I will keep being hopeful that somehow we will find a way to build this circle of friendship that I grew up with, because I know it is important.  Until then, we will keep finding social activities for our kids through sports and youth organizations.  This will result in our kids developing friendships with people younger and older than they are, but that’s not a bad thing.  They may lack the spontaneous play activities that I grew up experiencing, but they will build a sense of community and belonging.

Farewell, Home Sweet Home

Last year, my aunt made the painful decision to sell her family homestead.  The McCall Homestead was purchased in the early 1900’s, and the house pictured on my page was bought from the Montgomery Ward catalog and built in 1917 by my aunt’s grandparents, my great-grandparents (step, but we don’t make that distinction in my family–family is family, period).  She offered the property to the two closest property owners, one a neighbor and one a cousin.  The cousin’s bid won, and we felt somewhat better knowing that the homestead would be staying in the family.

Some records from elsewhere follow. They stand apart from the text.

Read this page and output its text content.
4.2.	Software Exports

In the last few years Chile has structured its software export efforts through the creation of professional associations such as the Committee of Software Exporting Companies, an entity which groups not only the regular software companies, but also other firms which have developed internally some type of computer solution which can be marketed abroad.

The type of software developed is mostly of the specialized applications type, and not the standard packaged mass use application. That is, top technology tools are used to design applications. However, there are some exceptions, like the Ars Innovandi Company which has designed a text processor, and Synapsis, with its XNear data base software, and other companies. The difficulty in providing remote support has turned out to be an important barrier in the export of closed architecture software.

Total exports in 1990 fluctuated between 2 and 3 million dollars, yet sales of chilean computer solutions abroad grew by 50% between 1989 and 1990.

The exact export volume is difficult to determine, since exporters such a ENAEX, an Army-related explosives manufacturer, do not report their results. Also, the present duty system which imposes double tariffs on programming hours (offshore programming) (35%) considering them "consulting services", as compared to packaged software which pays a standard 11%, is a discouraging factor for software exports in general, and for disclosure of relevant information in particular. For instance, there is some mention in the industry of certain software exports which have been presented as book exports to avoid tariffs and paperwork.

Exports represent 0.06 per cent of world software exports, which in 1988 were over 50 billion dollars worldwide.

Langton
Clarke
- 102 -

During the ensuing auction, I wandered around the property a bit and took a few pictures of my childhood home.  I’m glad I did, as the house is no more.  I wish I had taken more.  At some point after the auction, the cousin razed the house.  It was in a state of disrepair, and did need a lot of work.  The plumbing and wiring all needed to be updated, as they were still pretty much original to the house other than any work that my dad and grandpa did back in the 70’s and 80’s when we lived there.  Some of the plaster was cracked on the walls, and the porch was rotting and needed to be replaced.  The stairs to the dug-out basement could no longer be used, and windows had been broken.  The dinner bell by the back door had been stolen by a farmhand or vandals years ago, and the decorative wire fence around the yard had been removed.  Years ago, I tried to help my aunt apply to the state registry for historical sites and try to get a grant to restore the home, but we reached a dead end.  So the home silently sat there and wasted away.  The cousin dug a hole in the front yard where I spent many of my childhood days lying on the buffalo grass watching clouds drift by.  He knocked the home down and pushed it into the hole to be buried.

So my childhood home is gone forever, unless I win the lottery and buy the property someday and reorder the home and have it rebuilt.  Hey, I can dream, right?  But what will never be buried and gone are my memories of my home, where I discovered my love of dirt roads and peaceful surroundings.  I’ll share my memories here from time to time as they drift through my mind, and in this way my home will remain.